Em nome da "liberdade", Bush insulta a história

MARCOS GUTERMAN
EDITOR-ADJUNTO DE MUNDO

Para muitos veteranos da Segunda Guerra, deve ter sido um insulto a comparação que Bush fez do atual conflito do Iraque com aquele que destruiu o Terceiro Reich. Nos dois casos, sugeriu ele, tratou-se de lutar para a "liberdade prevalecer". O pai do presidente, ele mesmo ex-combatente da guerra contra o Eixo, tentou explicar as palavras do filho, dono de duvidoso histórico militar. Disse Bush sênior que "o escopo da Segunda Guerra pode ter sido maior [que o da Guerra do Iraque], mas a ansiedade e a dor não foram menores".
Quando a retórica bushiana chega a esse ponto, quando o que conta são a "ansiedade e a dor", e não as conseqüências diplomáticas e geopolíticas desastrosas dos atos do presidente americano, é o caso de alertar Bush filho, parodiando um famoso slogan contra Bush pai: "É a história, estúpido".
Para refrescar a memória, o escopo da Segunda Guerra Mundial foi maior em pelo menos três grandes aspectos.
Primeiro: a coalizão forjada para derrotar o nazi-fascismo incluiu todas as grandes democracias ocidentais, e não um punhado de países cujo interesse na aliança com os americanos e britânicos na Guerra do Iraque passa em grande medida pela necessidade de fazer caixa.
Segundo: nos anos 40, tratava-se de derrotar um inimigo declarado dos valores e dos ideais liberais; já Saddam Hussein, embora tenha sido indubitavelmente um ditador sanguinário, não representava uma ameaça desse nível a seus inimigos ocidentais. (Há não muitos anos, Saddam foi inclusive parceiro daqueles que hoje o mantêm encarcerado. Já Hitler, por mais que os conservadores europeus o admirassem veladamente por seu anticomunismo feroz, jamais foi visto como sócio aceitável -até Realpolitik tem limite.)
Terceiro: há seis décadas, Hitler foi contido quando procurava, com vontade indiscutível, expandir o "espaço vital" germânico, numa onda de morte e destruição que dividiu a história em dois. Saddam, isolado por anos de embargos e pela própria decadência de seu regime -de que os capacetes furados dos soldados de sua "elite militar" foram a prova mais eloqüente-, não pode ser considerado um equivalente do Führer nem como piada para o chá da tarde no Salão Oval.
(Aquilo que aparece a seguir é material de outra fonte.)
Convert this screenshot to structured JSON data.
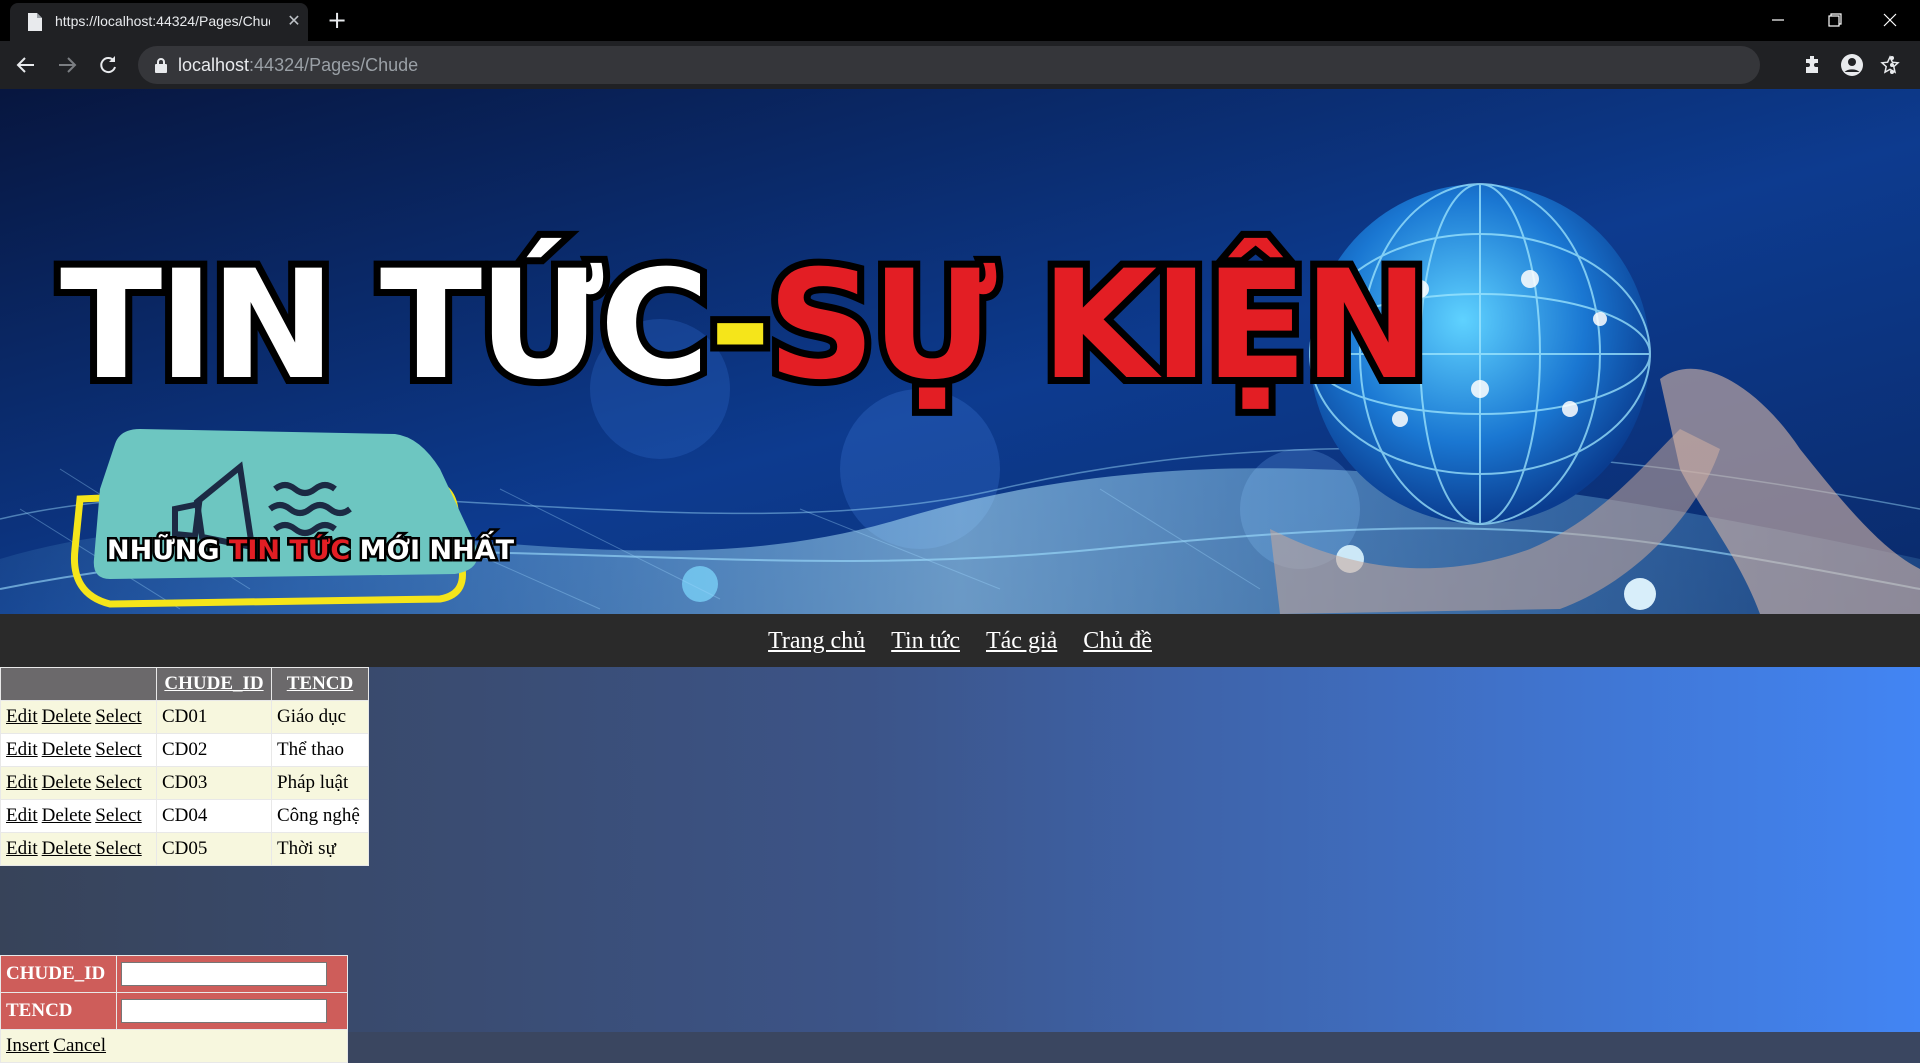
{
  "browser": {
    "tab_title": "https://localhost:44324/Pages/Chude",
    "url_host": "localhost",
    "url_rest": ":44324/Pages/Chude"
  },
  "banner": {
    "title_white": "TIN TỨC",
    "title_dash": "-",
    "title_red": "SỰ KIỆN",
    "badge_white_1": "NHỮNG ",
    "badge_red": "TIN TỨC ",
    "badge_white_2": "MỚI NHẤT",
    "colors": {
      "title_red": "#e31e24",
      "badge_teal": "#6dc6c1",
      "badge_frame": "#f5e51a",
      "bg_dark": "#07163f",
      "bg_mid": "#0d3b8f"
    }
  },
  "nav": {
    "items": [
      "Trang chủ",
      "Tin tức",
      "Tác giả",
      "Chủ đề"
    ]
  },
  "grid": {
    "headers": [
      "CHUDE_ID",
      "TENCD"
    ],
    "actions": [
      "Edit",
      "Delete",
      "Select"
    ],
    "rows": [
      {
        "id": "CD01",
        "name": "Giáo dục"
      },
      {
        "id": "CD02",
        "name": "Thể thao"
      },
      {
        "id": "CD03",
        "name": "Pháp luật"
      },
      {
        "id": "CD04",
        "name": "Công nghệ"
      },
      {
        "id": "CD05",
        "name": "Thời sự"
      }
    ]
  },
  "details": {
    "fields": [
      {
        "label": "CHUDE_ID",
        "value": ""
      },
      {
        "label": "TENCD",
        "value": ""
      }
    ],
    "commands": [
      "Insert",
      "Cancel"
    ]
  }
}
Consinta-se, em favor de Bush, que é válido comparar o extremismo islâmico terrorista, simbolizado atualmente por Osama bin Laden, com a essência do regime nazista. Trata-se de conceitos totalitários de mundo: ambos entendem a liberdade (que inclui leis positivas, respeito aos direitos humanos e debate político irrestrito) como uma forma de "atraso" do processo histórico que resultará, para os nazistas, num mundo sem as minorias degeneradas e, para os extremistas islâmicos, num mundo exclusivamente muçulmano. Quem for julgado culpado pelos dirigentes totalitários de oferecer resistência à aceleração dessa história -isto é, aquele que contradisser o processo- deve ser fisicamente eliminado.
Dessa maneira, aproxima esses dois "projetos" o terrorismo, o meio ideal para o estabelecimento do reino do medo, no qual a "história" se realiza descartando-se a própria humanidade. Como diz Hanna Arendt, "o terror é a essência do regime totalitário".
Justificada a necessidade do combate sem tréguas ao terror, o problema é quando Bush diz que a Guerra do Iraque é parte dessa campanha geral de defesa da liberdade contra o terrorismo. Como já ficou claro a esta altura, os argumentos para derrubar Saddam não foram honestos -e, no entanto, Bush segue repetindo-os, mesmo ao custo de ver seu país perder o imenso patrimônio de credibilidade de que dispunha.
Ao inventar perigos onde não há e usar arbitrariamente seu imenso poder em nome de uma suposta "defesa da liberdade", o presidente dos EUA também parece querer acelerar a história, ficando a um passo de parecer-se com seus piores inimigos.